Information Retrieval: In order to analyze and categorize the text, we'd like to be able to figure out information about the text, some meaning about the text as well. And, to be able to take data in the text form and retrieve information from it, this task is known as the Information Retrieval system.

Then, we need to be able to take documents and figure out what are topics of the particular document so that information can be retrieved more effectively from those set of documents. This is known as Topic Modeling.

Then, the AI system should be able to tell how many times a particular term is used in the document. So, for this one instinctive idea that makes sense is Term Frequency. For example, if in a document of 100 words, a particular word is repeated 10 times, then its term frequency is 10, and maybe it's an important word. So, this idea is really helpful in Information Retrieval.

Let’s see the program to find out the most frequent words in the different documents in the "Sherlock Holmes" corpus.

Python code:

import math
import nltk
import os
import sys
def main():
    """Calculate top term frequencies for a corpus of documents."""
    if len(sys.argv) != 2:
        sys.exit("Usage: python tfidf.py corpus")
    print("Loading data...")
    corpus = load_data(sys.argv[1])
    # Get all words in corpus
    print("Extracting words from corpus...")
    words = set()
    for filename in corpus:
        words.update(corpus[filename])

# Calculate Term Frequencies
    print("Calculating term frequencies...")
    tfidfs = dict()
    for filename in corpus:
        tfidfs[filename] = []
        for word in corpus[filename]:
            tf = corpus[filename][word]
            tfidfs[filename].append((word, tf))
 
    # Sort and get top 5 term frequencies for each file
    print("Computing top terms...")
    for filename in corpus:
        tfidfs[filename].sort(key=lambda tfidf: tfidf[1], reverse=True)
        tfidfs[filename] = tfidfs[filename][:5]
 
    # Print results
    print()
    for filename in corpus:
        print(filename)
        for term, score in tfidfs[filename]:
            print(f"    {term}: {score:.4f}")
 
def load_data(directory):
    files = dict()
    for filename in os.listdir(directory):
        with open(os.path.join(directory, filename)) as f:


# Extract words
            contents = [ word.lower() for word in  nltk.word_tokenize(f.read())
                if word.isalpha() ]
            # Count frequencies
            frequencies = dict()
            for word in contents:
                if word not in frequencies:
                    frequencies[word] = 1
                else:
                    frequencies[word] += 1
            files[filename] = frequencies
    return files
 
if __name__ == "__main__":
    main()

Output

In the above output, we can see that the most frequent words are the function words like 'the,' 'by,' 'and.'

This result is not useful to us as we have used term frequencies, which shows the most frequent words used in the document, and English language function words are used most frequently as they are part of the grammatical structure of a language.
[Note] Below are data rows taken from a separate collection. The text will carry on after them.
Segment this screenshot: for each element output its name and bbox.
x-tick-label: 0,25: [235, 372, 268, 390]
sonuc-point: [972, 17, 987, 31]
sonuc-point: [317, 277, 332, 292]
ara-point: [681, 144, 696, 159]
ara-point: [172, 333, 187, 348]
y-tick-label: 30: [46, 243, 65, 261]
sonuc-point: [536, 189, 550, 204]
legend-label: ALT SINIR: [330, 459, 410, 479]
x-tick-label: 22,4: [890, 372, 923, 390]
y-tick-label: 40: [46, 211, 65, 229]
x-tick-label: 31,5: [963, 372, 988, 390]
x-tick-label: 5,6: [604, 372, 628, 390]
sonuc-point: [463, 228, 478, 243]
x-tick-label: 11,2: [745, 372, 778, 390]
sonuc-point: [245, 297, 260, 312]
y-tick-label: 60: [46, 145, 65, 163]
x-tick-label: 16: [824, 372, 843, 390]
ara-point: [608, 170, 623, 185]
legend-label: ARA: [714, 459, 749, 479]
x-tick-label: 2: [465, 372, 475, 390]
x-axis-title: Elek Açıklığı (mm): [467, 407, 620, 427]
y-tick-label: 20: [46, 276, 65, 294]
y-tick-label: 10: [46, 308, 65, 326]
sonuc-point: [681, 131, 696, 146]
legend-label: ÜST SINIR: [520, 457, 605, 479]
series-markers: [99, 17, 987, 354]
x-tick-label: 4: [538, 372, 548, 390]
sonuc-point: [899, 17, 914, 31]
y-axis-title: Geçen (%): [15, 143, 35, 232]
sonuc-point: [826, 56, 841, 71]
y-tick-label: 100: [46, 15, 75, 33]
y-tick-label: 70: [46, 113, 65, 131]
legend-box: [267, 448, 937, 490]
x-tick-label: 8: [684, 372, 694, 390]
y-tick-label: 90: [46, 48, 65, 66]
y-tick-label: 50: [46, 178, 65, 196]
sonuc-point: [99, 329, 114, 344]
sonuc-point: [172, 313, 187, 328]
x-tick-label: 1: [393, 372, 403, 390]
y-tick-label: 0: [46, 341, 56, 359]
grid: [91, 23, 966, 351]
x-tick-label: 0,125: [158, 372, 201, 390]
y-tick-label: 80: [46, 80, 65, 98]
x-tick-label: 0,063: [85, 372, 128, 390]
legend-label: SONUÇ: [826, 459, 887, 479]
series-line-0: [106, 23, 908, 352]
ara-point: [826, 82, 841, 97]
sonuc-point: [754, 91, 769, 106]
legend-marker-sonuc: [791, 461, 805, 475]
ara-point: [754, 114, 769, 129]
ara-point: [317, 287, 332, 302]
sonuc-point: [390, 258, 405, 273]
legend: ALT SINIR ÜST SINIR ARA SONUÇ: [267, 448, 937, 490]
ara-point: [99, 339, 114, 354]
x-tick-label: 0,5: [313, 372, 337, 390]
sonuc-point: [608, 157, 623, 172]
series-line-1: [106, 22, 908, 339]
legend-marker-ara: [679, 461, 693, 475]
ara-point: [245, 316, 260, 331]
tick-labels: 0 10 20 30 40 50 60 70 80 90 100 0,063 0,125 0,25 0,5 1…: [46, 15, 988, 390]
So, to solve this problem, we can categorize the words into different categories like:

Function Words: Words that are used to make the sentence grammatically correct. They don't have their proper meaning. But they become meaningful when combined with other words in a sentence. Example- am, by, is, do, etc.

Content Words: Words that have their meaning. Example: Algorithm, Category, computer, etc.

And, we need the most frequent content words instead of function words in our result to be able to draw some conclusion.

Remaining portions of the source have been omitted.